Menurut Zulkifli, koperasi dapat menjadi instrumen untuk membangun kesejahteraan bersama. Ia mengatakan pemerintah saat ini sedang berupaya meluruskan kembali arah perekonomian yang dinilai semakin menjauh dari prinsip konstitusi setelah era reformasi.
“Sudah beberapa tahun setelah reformasi arah ekonomi kita ini semakin menjauh, inilah yang akan diluruskan oleh Pak Prabowo yang dimulai dulu dari program swasembada,” kata Zulkifli.
Ketua Umum Wahdah Islamiyah Muhammad Zaitun Rasmin mengapresiasi agenda pemerintah tersebut. Ia menilai koperasi dapat menjadi salah satu instrumen untuk memperkuat kesejahteraan masyarakat, berdampingan dengan program strategis pemerintah seperti Makan Bergizi Gratis.

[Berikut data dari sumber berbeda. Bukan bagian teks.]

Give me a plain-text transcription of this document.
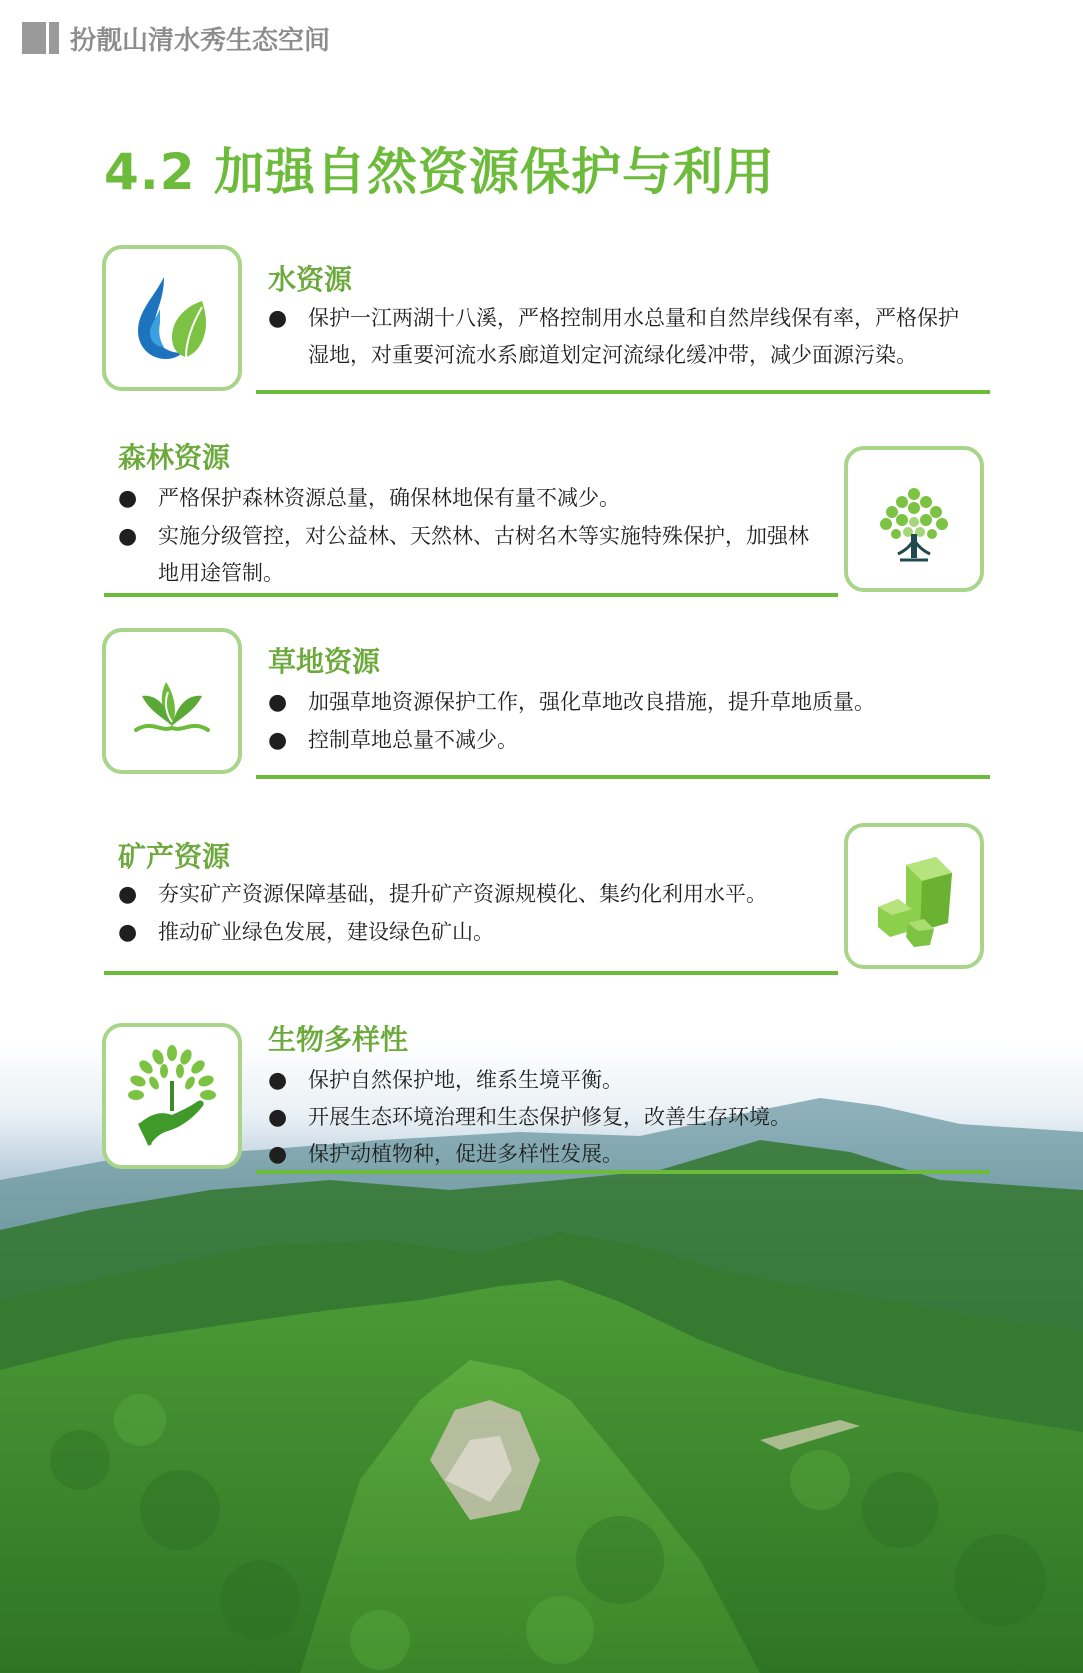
扮靓山清水秀生态空间
4.2 加强自然资源保护与利用
水资源
● 保护一江两湖十八溪，严格控制用水总量和自然岸线保有率，严格保护湿地，对重要河流水系廊道划定河流绿化缓冲带，减少面源污染。
森林资源
● 严格保护森林资源总量，确保林地保有量不减少。
● 实施分级管控，对公益林、天然林、古树名木等实施特殊保护，加强林地用途管制。
草地资源
● 加强草地资源保护工作，强化草地改良措施，提升草地质量。
● 控制草地总量不减少。
矿产资源
● 夯实矿产资源保障基础，提升矿产资源规模化、集约化利用水平。
● 推动矿业绿色发展，建设绿色矿山。
生物多样性
● 保护自然保护地，维系生境平衡。
● 开展生态环境治理和生态保护修复，改善生存环境。
● 保护动植物种，促进多样性发展。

Reformasi koperasi kini menghadapi pekerjaan yang lebih mendasar daripada sekadar mengubah citra. Pemerintah perlu memastikan koperasi mampu menjalankan bisnis secara sehat, memanfaatkan teknologi dan menghasilkan manfaat ekonomi bagi anggotanya. Jika tiga agenda tersebut berjalan, koperasi tidak hanya kembali dikenal generasi muda, tetapi juga kembali relevan sebagai model ekonomi bersama.